Main risks

The CIR group operates in various industry and service sectors, both nationally and internationally, so its business is exposed to various kinds of financial risk, including market risk (currency risk and price risk), credit risk, liquidity risk and interest rate risk. The group uses hedging derivatives to minimise certain types of risks. Risk management is carried out by the central finance and treasury function on the basis of policies approved by top management and communicated to the subsidiaries on 25 July 2003.

Market risk

As the group operates internationally, Sogefi in particular, it is exposed to the risk that fluctuations in exchange rates could affect the fair value of some of its assets and liabilities. The Sogefi group produces and sells mainly in the Eurozone, but it is subject to currency risk, especially versus the GB pound, Brazilian real, US dollar, Argentine peso, Chinese renminbi and Canadian dollar. Regarding the translation risk regarding the financial statements of international subsidiaries, the operating companies generally have a high degree of convergence between the currencies of their sourcing costs and their sales revenue, are active both in their own domestic markets and abroad and, if necessary, can arrange funding locally.

Credit risk

Credit risk can be assessed both in commercial terms by customer type, contractual terms and sales concentration, and in financial terms by type of counterparty used in financial transactions. There is no significant concentration of credit risk within the group. Some time ago adequate policies were put in place to ensure that sales are made to customers of an appropriate credit history. The counterparties for derivative products and cash transactions are exclusively financial institutions with a high credit rating. The group has policies that limit credit exposure to individual financial institutions. Credit risk can vary depending on the business segment concerned. In the “Automotive Components” segment there is no excessive concentration of credit risk since the Original Equipment and After-market distribution channels with which it operates are car manufacturers or large purchasing groups without any particular concentration of risk. The “Healthcare” segment has different concentrations of credit depending on the nature of the activities carried out by the operating companies, as well as by their different target customers, mitigated, however, by the fact that the credit exposure is spread over a large number of counterparties and customers. For example, the concentration of credit is lower than in the case of management of residential care homes, whose revenue derive more than 50% from the number of guests in the facility and whose assets from public entities recognised in the financial statements (mainly local health authorities and municipalities) are due from a plurality of subjects. The concentration of credit is greater than in the case of hospital management (or of diagnostic imaging departments in hospitals) due to the fact that almost all of the revenue derives from a single subject.

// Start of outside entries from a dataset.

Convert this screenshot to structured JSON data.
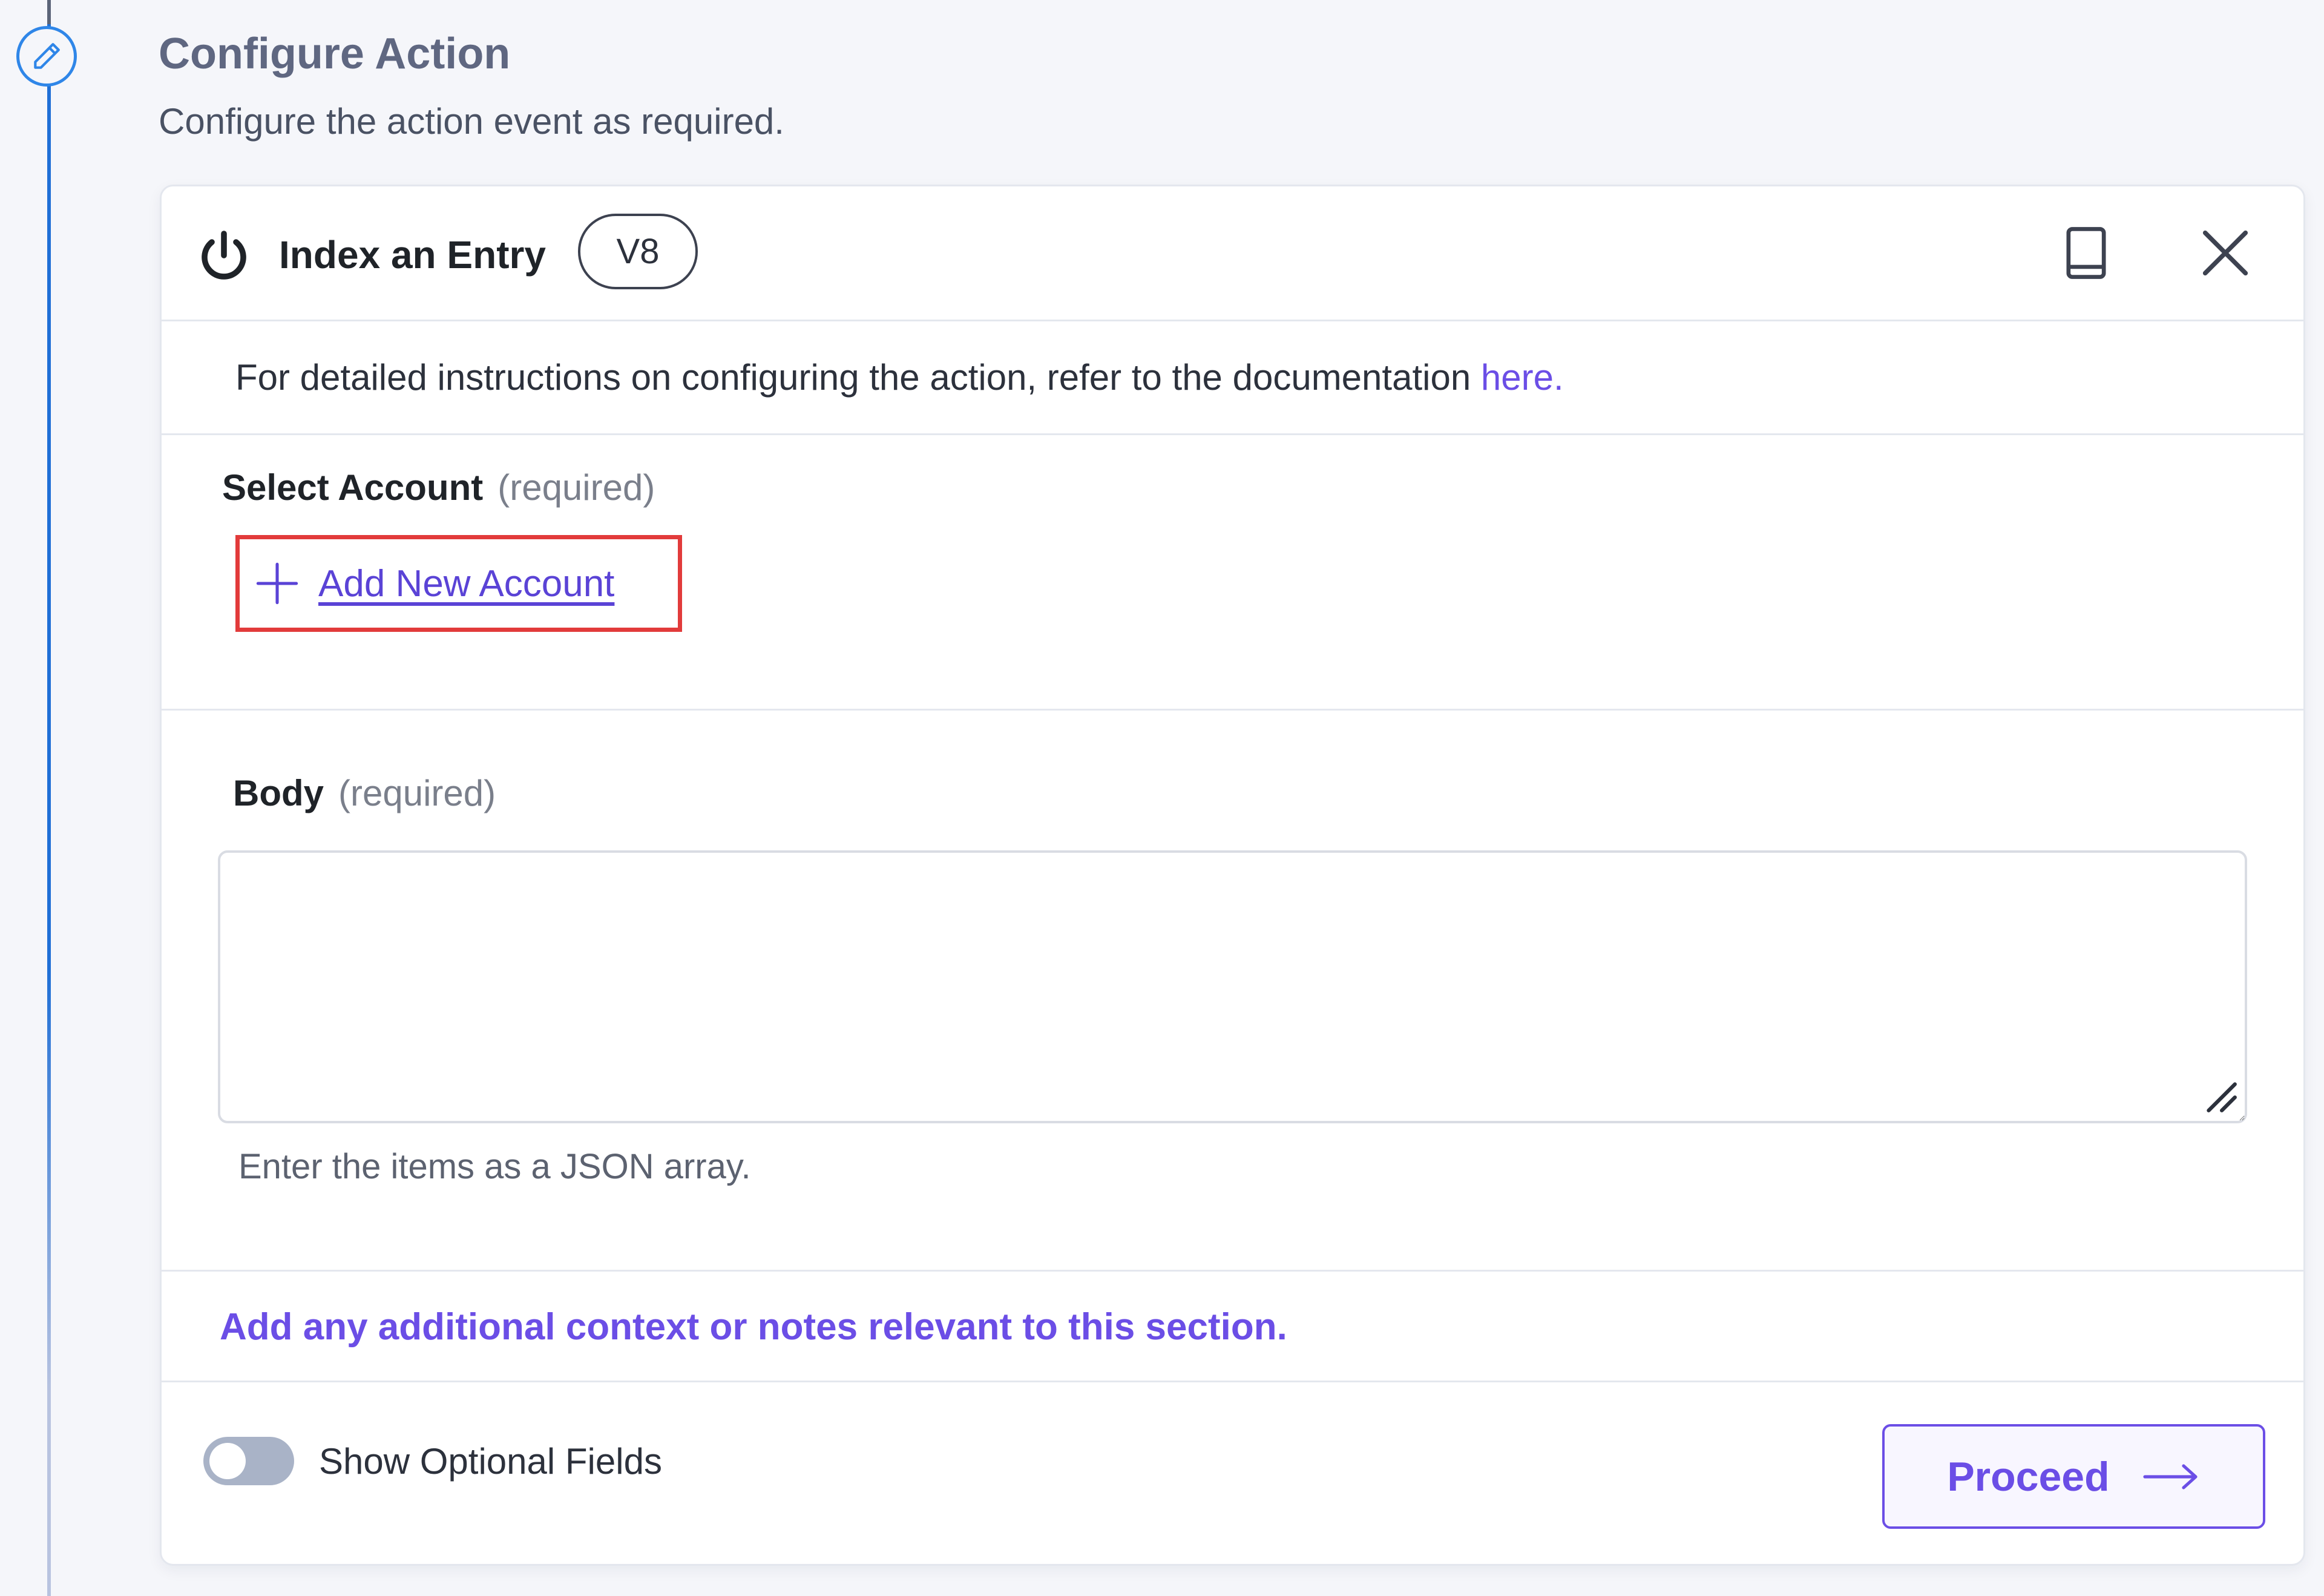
{
  "section": {
    "title": "Configure Action",
    "subtitle": "Configure the action event as required."
  },
  "card": {
    "action_name": "Index an Entry",
    "version": "V8",
    "header_icons": [
      "power-icon",
      "book-icon",
      "close-icon"
    ]
  },
  "instructions": {
    "text": "For detailed instructions on configuring the action, refer to the documentation ",
    "link_text": "here."
  },
  "account_field": {
    "label": "Select Account",
    "required": "(required)",
    "add_button_label": "Add New Account"
  },
  "body_field": {
    "label": "Body",
    "required": "(required)",
    "value": "",
    "helper": "Enter the items as a JSON array."
  },
  "notes": {
    "link_text": "Add any additional context or notes relevant to this section."
  },
  "footer": {
    "toggle_label": "Show Optional Fields",
    "toggle_on": false,
    "proceed_label": "Proceed"
  },
  "colors": {
    "accent": "#6b4ee6",
    "link": "#5a43d6",
    "timeline": "#1f6fd6",
    "highlight": "#e23b3b"
  }
}
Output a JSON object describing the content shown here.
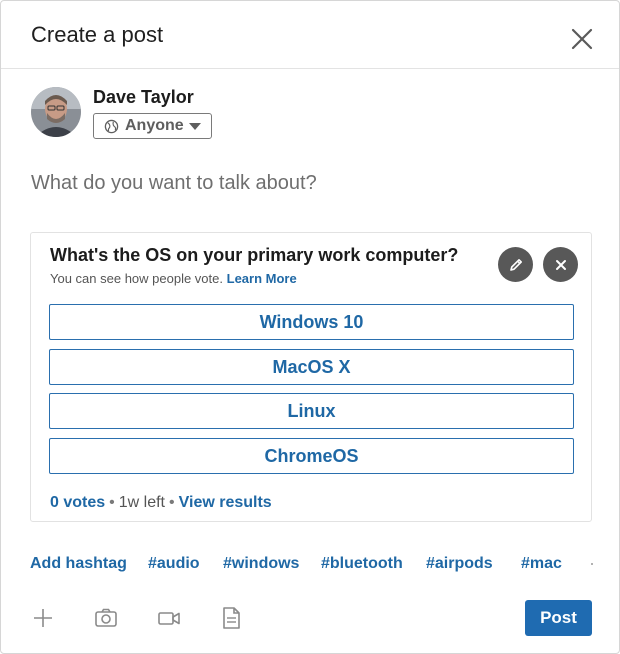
{
  "header": {
    "title": "Create a post",
    "close_icon": "close-icon"
  },
  "author": {
    "name": "Dave Taylor",
    "avatar_icon": "avatar",
    "visibility": {
      "icon": "globe-icon",
      "label": "Anyone"
    }
  },
  "compose": {
    "placeholder": "What do you want to talk about?"
  },
  "poll": {
    "question": "What's the OS on your primary work computer?",
    "subtitle": "You can see how people vote.",
    "learn_more": "Learn More",
    "edit_icon": "pencil-icon",
    "remove_icon": "close-icon",
    "options": [
      "Windows 10",
      "MacOS X",
      "Linux",
      "ChromeOS"
    ],
    "votes": "0 votes",
    "time_left": "1w left",
    "view_results": "View results"
  },
  "hashtags": {
    "add_label": "Add hashtag",
    "tags": [
      "#audio",
      "#windows",
      "#bluetooth",
      "#airpods",
      "#mac"
    ]
  },
  "toolbar": {
    "icons": [
      "plus-icon",
      "camera-icon",
      "video-icon",
      "document-icon"
    ],
    "post_label": "Post"
  },
  "colors": {
    "accent": "#1f68a5",
    "post_button": "#1f6bb1",
    "poll_icon_bg": "#585858"
  }
}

The monitoring of credit risk versus customers includes grouping receivables together by type, age, whether the company is in financial difficulty or is involved in disputes and the existence of legal or insolvency proceedings.

Liquidity risk

Prudent management of liquidity risk implies maintaining sufficient liquidity and negotiable securities and ensuring an adequate supply of credit facilities to ensure adequate funding. The group systematically meets its due dates, and such conduct enables it to operate on the market with the necessary flexibility and reliability to maintain a correct balance between funding and deployment of its financial resources. The companies heading up the three main business segments manage their own liquidity risk directly and independently. Tight control is exercised over the net financial position and its outlook in the short, medium and long term. In general, the group follows an extremely prudent financial policy using mainly medium/long-term funding arrangements. Treasury management is centralised for the operating groups.

Interest rate risk

Interest rate risk depends on fluctuations in market rates, which can cause changes in the fair value of cash flows of financial assets or liabilities. Interest rate risk mainly concerns long-term bonds issued at a fixed rate, which exposes the group to the risk of fluctuations in their fair value as interest rates change.  In line with the group’s risk management policies, the parent and the subsidiaries have entered into various IRS contracts with leading financial institutions over the years in order to hedge interest rate risk on their bond issues and loans and borrowings.